Mientras pensaba que una cosa es ser un fisgón y otra muy diferente ser un observador, y que jamás escribiría que el señor que había estado sentado frente a mí en el metro tenía dos surcos al final de las sandalias, fruto de unas uñas que intentaban darle la vuelta a la yema de los […]
Mientras pensaba que una cosa es ser un fisgón y otra muy diferente ser un observador, y que jamás escribiría que el señor que había estado sentado frente a mí en el metro tenía dos surcos al final de las sandalias, fruto de unas uñas que intentaban darle la vuelta a la yema de los dedos, de la radio del comedor de Casa Paco salía un torrente de voz de la garganta de don Eusebio Pérez, dando el parte de las doce. En la mesa contigua a la mía se encontraban el dueño de La Imperial y sus tres operarios.

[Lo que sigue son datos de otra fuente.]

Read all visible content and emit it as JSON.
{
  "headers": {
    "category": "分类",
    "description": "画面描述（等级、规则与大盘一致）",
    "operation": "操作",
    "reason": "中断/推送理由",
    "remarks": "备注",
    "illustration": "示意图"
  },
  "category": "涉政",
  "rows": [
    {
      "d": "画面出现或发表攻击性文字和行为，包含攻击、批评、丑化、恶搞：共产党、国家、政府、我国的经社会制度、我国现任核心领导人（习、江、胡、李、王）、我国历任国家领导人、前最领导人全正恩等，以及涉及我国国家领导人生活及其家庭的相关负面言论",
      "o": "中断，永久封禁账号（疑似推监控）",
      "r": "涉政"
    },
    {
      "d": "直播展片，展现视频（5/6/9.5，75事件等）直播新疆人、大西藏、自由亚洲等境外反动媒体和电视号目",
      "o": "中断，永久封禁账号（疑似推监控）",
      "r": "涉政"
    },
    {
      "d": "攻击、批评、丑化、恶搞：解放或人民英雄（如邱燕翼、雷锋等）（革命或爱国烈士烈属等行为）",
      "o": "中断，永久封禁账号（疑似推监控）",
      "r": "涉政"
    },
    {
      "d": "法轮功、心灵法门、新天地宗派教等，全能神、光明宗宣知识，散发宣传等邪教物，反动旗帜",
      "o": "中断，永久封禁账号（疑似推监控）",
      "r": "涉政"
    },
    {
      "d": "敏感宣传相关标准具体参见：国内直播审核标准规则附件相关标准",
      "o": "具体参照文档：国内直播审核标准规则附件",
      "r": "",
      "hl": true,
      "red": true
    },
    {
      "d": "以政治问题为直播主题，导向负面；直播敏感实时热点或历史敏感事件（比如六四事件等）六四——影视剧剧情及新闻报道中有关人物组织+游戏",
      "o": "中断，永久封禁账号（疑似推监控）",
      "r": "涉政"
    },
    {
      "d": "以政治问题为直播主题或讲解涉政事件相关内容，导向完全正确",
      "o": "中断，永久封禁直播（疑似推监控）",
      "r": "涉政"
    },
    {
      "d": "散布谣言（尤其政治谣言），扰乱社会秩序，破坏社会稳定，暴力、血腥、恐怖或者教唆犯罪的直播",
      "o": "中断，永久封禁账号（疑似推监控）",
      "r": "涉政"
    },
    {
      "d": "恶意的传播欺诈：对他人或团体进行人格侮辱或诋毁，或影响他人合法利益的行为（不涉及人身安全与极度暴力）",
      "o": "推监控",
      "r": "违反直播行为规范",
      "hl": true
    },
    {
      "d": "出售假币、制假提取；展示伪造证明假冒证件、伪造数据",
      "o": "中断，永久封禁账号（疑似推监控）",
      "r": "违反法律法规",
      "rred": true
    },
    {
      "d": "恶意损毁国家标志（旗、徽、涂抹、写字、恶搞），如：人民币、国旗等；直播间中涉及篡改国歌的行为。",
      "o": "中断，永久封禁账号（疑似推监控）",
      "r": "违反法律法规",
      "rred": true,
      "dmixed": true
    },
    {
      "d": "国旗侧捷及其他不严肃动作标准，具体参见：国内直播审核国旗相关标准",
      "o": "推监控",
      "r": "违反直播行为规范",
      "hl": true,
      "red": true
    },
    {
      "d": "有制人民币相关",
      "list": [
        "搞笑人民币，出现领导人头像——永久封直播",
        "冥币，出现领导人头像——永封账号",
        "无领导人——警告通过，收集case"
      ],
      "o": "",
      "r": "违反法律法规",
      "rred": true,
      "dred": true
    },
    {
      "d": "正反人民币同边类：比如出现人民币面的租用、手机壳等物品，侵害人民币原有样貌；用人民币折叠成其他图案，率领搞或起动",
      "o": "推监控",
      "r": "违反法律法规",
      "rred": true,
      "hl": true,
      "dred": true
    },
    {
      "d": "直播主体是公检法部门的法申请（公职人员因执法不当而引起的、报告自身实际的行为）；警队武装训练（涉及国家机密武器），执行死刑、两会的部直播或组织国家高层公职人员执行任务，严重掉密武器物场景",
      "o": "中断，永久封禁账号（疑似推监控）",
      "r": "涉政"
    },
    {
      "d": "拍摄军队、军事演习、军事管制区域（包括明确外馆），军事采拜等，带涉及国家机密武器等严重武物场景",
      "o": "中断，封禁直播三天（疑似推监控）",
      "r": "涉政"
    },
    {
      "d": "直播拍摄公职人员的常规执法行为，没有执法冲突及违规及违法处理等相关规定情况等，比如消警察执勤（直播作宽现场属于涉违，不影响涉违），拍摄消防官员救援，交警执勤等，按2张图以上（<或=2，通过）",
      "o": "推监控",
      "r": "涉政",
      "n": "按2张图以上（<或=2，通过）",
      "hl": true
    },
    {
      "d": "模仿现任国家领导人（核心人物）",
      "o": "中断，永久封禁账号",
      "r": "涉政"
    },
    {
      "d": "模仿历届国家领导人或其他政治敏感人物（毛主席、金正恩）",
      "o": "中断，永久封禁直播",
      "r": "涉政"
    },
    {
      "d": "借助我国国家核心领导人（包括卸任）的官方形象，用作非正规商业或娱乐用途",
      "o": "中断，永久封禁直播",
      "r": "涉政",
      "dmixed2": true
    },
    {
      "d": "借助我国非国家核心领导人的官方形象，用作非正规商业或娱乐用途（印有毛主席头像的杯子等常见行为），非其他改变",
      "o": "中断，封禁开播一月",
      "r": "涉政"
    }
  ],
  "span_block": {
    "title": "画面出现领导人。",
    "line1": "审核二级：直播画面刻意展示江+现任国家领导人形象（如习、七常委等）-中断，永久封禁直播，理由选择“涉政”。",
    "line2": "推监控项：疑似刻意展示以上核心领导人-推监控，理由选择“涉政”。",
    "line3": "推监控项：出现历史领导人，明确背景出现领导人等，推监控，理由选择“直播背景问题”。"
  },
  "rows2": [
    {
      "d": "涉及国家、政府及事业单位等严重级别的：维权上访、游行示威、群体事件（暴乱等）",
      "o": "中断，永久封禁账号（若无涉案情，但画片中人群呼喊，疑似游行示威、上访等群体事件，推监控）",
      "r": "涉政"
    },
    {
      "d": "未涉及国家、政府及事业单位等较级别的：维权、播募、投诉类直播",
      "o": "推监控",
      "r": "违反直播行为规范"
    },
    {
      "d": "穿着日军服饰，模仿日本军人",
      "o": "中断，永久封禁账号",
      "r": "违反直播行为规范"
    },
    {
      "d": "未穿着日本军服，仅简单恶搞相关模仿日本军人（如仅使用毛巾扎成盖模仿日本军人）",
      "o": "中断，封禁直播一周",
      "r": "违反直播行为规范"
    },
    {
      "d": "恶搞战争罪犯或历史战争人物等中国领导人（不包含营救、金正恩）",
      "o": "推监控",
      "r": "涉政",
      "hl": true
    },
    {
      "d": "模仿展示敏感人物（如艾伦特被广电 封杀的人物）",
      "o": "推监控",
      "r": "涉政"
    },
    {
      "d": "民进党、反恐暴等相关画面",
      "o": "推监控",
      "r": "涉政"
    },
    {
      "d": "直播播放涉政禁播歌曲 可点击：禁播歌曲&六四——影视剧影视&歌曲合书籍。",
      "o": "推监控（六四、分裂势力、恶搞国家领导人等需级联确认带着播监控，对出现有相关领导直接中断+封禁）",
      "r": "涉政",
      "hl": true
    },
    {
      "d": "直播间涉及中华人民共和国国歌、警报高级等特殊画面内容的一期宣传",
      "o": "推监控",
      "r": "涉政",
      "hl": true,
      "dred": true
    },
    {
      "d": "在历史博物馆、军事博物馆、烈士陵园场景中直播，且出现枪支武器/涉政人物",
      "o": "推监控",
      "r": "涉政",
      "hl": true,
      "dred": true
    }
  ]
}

La Imperial, una zapatería fundada hace 110 años por el cántabro (llegado a causa de una epidemia en aquellas tierras) Don Victoriano León, que falleció a la temprana edad de cincuenta años víctima de un atracón de mujeres y de todo, fue dejada de herencia a su querida esposa e hijos (de corta edad).
Doña Valentina Romero, natural de un pueblo de Sevilla, se hizo cargo de la empresa y el primer paso que dio fue contratar a diez zapateros de banquillo (para que no le faltara de nada) que hacían calzado a medida para los señoriítos de la ciudad y otros de Madrid.
Cuatro tiendas llegó a tener la empresa en la calle de las Zapaterías, que han ido desapareciendo a lo largo de las últimas dos décadas, quedando solo el buque insignia, que Mauricio, nieto de doña Valentina e hijo de Rociíto (ya jubilada) ha ido salvando como ha podido.
Puestos ustedes ya en antecedentes, y habiendo yo alterado cosméticamente algunos aspectos irrelevantes de la historia para evitar malentendidos, sigo narrando.
Don Mauricio le explicaba a su gente: «vosotros sabéis que para mí sois como mi familia, y que lo último que haría sería perjudicaros, pero ya no puedo más. Me he comido todos mis ahorros y lo poco que me queda, que es el local, es más del banco que mío. Ya no puedo seguir pagando los préstamos que he pedido para salir adelante».
Estrellita, casada, de sesenta y pocos años, sin cargas familiares salvo su esposo, y causa, según se dice, de la soltería de Mauricio; Pepín, soltero de más o menos la misma edad que Estrellita y con el único cargo a su cuenta de un banderillero retirado, natural del Puerto de Santa María, y con el nombre artístico de «El niño de la amoto»; y por último Jesuli, de cincuenta y cinco años, divorciado de su mujer y de su suegra (según él) y casado con el Sevilla F.C. en cuerpo e hígado, miraban a Mauricio como los que miran a un padre que intenta emanciparse de sus hijos y elige la vía del suicidio.
Mauricio continuaba: «no os preocupéis, no os voy a dejar tirados. A Estrella y a ti, Pepin, os arreglo los papeles del paro, y cuando lo terminéis, a cobrar la jubilación. Y a ti, Jesuli, te dejo colocao con mi compadre Manué hasta la vejez».
Habría preferido no escuchar la conversación, siempre fui débil de corazón y fácil de lagrimas. Y aquella decadencia empresarial y humana (cariñosamente hablando) me impactó en lo más hondo.
La Imperial cierra, y con ella 110 años de Historia. De nuevo gana la banca, las empresas fuertes del calzado que han ido rellenado los locales vacíos de una urbe generadora de especuladores y del avance de La China Milenaria.
La Imperial cierra, señores, de forma traumática pero con honor (sin un ERE que llevarse mi amigo a la boca). Ya no habrá tertulia ni de fútbol ni de Semana Santa en la calle de las zapaterías, y tampoco se transmitirá de forma oral la cultura del barrio en ese lugar.
A partir de ahora Mauricio, Estrellita, Pepin y Jesuli formarán parte de otro lugar a jornada continua, que aquí lo eran de 9´30 a 13´30 y de 17’00 a 20,30. Y en las colas del Servicio Andaluz de Desempleo (SAE) habrá tres caras nuevas de un total de ochenta mil que tiene la ciudad, que forman parte de los doscientos mil que tiene la provincia, y del millón doscientos mil que tiene Andalucía.
¡ La Imperial ha muerto! ¡ Viva la globalización!